The mutants had normal amounts of circulating plasmatocytes and crystal cells, but when exposed to parasitic wasp eggs, could not muster the requisite response: lamellocyte production. With no lamellocytes, fly larvae had no means of protection against encroaching wasp eggs, which, uncontested, developed into parasitic larvae. The flies with normal Col levels had no such problem, producing considerable numbers of lamellocytes. In these flies, Col expression was restricted to a lymph region called the posterior signaling center (PSC). Col's influence on lamellocyte fate was strong enough that forcing Col expression in precursor blood cells induced lamellocyte differentiation even in the absence of wasp infestation. Based on these findings, Meister and colleagues propose a model for Col-mediated lamellocyte differentiation in which wasp infestation activates Col-expressing cells in the PSC, which then instructs immature blood cells in the lymph gland to become lamellocytes and dispatch the gathering threat.

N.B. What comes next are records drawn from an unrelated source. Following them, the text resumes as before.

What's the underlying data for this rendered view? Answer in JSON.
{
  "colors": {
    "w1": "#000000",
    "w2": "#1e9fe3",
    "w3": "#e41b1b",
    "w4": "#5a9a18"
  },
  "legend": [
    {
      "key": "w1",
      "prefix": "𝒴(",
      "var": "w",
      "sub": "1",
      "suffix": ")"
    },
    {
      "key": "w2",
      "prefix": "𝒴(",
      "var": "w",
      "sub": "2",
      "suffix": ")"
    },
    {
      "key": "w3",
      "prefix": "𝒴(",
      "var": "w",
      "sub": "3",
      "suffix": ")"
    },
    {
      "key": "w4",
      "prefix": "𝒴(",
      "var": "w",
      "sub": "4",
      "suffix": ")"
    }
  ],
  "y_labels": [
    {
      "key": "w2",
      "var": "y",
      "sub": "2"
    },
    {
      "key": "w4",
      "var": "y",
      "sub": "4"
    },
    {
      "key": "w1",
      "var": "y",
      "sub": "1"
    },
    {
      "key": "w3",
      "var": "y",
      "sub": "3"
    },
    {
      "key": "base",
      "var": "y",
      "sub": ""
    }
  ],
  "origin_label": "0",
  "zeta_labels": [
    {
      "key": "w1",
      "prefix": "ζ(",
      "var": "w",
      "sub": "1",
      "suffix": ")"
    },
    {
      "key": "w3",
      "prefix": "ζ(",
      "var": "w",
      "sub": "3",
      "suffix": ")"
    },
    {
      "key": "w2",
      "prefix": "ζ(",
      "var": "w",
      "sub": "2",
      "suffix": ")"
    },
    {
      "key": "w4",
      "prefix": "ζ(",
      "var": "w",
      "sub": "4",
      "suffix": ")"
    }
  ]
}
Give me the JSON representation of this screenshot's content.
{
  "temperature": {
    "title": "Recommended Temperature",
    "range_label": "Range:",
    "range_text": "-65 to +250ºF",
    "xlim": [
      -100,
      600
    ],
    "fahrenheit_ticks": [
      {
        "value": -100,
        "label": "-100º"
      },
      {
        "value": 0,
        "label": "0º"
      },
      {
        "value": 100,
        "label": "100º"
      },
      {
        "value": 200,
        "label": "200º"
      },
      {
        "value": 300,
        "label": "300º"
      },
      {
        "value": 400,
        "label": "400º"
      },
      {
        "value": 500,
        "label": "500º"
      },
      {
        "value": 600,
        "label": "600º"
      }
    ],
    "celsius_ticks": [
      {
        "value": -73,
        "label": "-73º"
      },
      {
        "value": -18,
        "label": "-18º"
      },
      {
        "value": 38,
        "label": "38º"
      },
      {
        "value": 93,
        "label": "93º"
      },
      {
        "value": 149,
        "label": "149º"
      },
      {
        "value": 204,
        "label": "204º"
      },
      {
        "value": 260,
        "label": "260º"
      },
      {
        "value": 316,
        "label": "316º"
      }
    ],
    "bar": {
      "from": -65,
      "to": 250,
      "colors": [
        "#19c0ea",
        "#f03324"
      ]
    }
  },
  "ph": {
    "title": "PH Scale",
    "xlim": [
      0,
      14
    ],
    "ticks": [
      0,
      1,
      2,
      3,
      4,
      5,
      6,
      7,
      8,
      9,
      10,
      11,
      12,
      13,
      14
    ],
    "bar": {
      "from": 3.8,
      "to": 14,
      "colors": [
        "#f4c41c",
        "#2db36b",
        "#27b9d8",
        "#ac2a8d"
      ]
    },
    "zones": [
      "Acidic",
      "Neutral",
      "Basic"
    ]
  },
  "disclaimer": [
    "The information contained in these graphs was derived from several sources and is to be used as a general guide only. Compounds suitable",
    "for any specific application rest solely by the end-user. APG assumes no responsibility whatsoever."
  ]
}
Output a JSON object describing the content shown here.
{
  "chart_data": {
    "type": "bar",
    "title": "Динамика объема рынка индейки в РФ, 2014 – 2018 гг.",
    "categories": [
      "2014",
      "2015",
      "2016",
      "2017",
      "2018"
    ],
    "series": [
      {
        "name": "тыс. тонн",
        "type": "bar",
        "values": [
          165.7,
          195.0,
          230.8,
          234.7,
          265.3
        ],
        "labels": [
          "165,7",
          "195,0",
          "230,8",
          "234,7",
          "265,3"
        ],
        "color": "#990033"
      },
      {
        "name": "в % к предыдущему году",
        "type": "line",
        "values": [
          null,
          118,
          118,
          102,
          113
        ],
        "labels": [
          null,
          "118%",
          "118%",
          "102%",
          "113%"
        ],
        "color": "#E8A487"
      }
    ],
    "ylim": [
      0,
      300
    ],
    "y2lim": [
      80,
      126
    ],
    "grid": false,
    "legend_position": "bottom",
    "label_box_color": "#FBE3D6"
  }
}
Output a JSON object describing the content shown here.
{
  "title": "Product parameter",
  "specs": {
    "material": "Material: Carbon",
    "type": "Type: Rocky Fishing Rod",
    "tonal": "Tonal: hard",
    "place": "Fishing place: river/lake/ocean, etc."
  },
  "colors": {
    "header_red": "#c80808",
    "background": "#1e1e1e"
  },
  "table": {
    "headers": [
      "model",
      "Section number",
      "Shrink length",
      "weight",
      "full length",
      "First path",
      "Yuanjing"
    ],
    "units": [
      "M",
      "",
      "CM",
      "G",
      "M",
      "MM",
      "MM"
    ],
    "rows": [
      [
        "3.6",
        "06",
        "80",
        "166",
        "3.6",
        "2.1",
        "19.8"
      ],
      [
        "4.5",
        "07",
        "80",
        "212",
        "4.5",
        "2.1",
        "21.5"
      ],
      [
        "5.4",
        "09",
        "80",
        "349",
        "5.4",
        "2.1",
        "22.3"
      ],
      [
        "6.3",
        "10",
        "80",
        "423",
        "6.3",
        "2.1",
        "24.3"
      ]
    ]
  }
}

Col's role in fruitfly hematopoiesis closely parallels that of its mammalian ortholog in white blood cell development, EBF. Both are required to generate specialized populations of cells in response to a particular immune threat, and both confer an extra line of defense when faced with special circumstances—key features of vertebrate adaptive immunity. Could it be that building blocks of adaptive immunity were already in place some 550 million years ago, when flies and vertebrates parted ways? Researchers will have to investigate the molecular agents of immunity in intervening species to find out.